The small British company is best known for winning a contract with the BBC to produce a computer for a national television programme. Its BBC Micro sales soared to over 1.2 million units.
But the world of personal computers was changing. The market for cheap 8-bit micros that parents buy to help kids with their homework is saturated. New devices from across the pond, such as the IBM PC and the upcoming Apple Macintosh, promised significantly more power and ease of use. Acorn needed a way to compete, but he didn’t have much money for research and development.
Sophie Wilson, one of BBC Micro’s designers, foresaw this problem. It has added a slot called a “tube” that can connect to a more powerful CPU. A slotted CPU can take over the computer, leaving the original 6502 chip free from other tasks.
But which therapist should you choose? Wilson and co-designer Steve Furber considered several 16-bit options, such as Intel’s 80286, National Semiconductor’s 32016, and Motorola’s 68000. But none of it was entirely satisfactory.
In a later interview with the Museum of Computing History, Wilson explained, “We can see what all these processors did and didn’t do. So the first thing they didn’t do was they didn’t make good use of the memory system. The second thing they didn’t do was they weren’t fast.” It wasn’t easy to use. We used to program the 6502 into machine code, and we hoped we could get to the power level so that if you wrote in a higher level language, you could achieve the same kinds of results.”
But what is the alternative? Was it even possible for a small company Acorn to make their own CPU from scratch? To find out, Wilson and Furber took a trip to the National Semiconductor plant in Israel. They saw hundreds of engineers and a huge amount of expensive equipment. This confirmed their suspicion that such a task might be beyond them.

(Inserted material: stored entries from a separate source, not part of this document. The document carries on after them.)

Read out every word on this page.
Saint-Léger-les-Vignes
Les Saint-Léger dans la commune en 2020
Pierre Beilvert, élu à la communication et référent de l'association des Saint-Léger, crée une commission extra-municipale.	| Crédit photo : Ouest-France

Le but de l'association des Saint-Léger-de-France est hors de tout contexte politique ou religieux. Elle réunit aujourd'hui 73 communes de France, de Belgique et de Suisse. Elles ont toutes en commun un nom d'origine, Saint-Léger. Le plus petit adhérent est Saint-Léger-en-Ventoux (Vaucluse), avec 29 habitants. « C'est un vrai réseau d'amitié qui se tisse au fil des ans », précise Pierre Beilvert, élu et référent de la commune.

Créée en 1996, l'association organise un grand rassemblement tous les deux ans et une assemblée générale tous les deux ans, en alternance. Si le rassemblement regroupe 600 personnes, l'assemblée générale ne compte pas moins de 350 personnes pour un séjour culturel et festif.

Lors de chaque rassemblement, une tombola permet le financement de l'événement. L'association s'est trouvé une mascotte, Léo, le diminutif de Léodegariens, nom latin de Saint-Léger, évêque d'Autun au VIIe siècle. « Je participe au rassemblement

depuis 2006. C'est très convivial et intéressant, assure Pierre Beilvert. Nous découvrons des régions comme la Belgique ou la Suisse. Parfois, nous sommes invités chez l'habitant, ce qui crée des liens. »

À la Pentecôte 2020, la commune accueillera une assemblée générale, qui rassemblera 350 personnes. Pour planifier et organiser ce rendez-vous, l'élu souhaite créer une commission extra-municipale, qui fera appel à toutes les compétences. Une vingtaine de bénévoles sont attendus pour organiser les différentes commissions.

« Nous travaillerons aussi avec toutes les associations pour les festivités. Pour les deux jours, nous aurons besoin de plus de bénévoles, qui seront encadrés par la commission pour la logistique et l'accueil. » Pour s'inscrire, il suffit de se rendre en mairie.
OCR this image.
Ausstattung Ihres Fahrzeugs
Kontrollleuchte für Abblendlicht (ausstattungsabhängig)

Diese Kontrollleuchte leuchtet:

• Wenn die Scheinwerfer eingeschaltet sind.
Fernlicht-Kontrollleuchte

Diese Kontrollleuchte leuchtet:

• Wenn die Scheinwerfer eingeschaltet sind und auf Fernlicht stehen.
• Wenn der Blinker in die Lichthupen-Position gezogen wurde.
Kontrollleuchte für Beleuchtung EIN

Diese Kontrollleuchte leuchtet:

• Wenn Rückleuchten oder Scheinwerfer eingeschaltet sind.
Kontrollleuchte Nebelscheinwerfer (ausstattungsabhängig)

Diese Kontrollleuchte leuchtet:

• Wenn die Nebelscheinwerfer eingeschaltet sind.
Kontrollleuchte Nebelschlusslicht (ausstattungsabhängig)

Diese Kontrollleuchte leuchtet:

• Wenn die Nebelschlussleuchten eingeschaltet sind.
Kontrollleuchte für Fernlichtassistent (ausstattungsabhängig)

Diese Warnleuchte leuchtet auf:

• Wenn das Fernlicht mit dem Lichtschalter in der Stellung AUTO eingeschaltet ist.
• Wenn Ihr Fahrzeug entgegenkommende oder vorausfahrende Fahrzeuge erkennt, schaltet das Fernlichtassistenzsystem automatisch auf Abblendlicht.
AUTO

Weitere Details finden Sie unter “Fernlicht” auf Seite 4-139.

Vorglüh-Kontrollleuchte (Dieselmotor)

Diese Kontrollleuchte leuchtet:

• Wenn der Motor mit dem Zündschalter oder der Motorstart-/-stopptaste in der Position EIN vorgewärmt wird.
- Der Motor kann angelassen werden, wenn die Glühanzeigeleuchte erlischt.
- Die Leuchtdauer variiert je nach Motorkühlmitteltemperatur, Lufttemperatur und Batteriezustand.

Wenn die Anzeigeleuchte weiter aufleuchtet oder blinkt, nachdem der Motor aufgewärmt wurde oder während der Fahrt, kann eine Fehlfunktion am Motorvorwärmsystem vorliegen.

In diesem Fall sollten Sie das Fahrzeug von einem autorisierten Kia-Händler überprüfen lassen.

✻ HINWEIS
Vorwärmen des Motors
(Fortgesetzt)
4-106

Then they visited the Western Design Center in Mesa, Arizona. This company was making the beloved 6502 and designing the 16-bit successor, the 65C618. Wilson and Furber found little more than a “suburban house” with a few engineers and some students drawing blueprints using old Apple II computers and bits of masking tape.
Suddenly, making their own CPU seemed like a possibility. Wilson and Furber’s small team have built custom chips before, such as graphics and I/O chips for the BBC Micro. But these designs were simpler and contained fewer CPU components.
Despite the challenges, Acorn’s senior management has supported their efforts. In fact, they’ve gone beyond just support. Hermann Hauser, co-founder of Acorn, Ph.D. In physics, the team gave copies of IBM research papers describing a new and more powerful type of CPU. It was called RISC, which stands for “Reduced Instruction Set Computing.”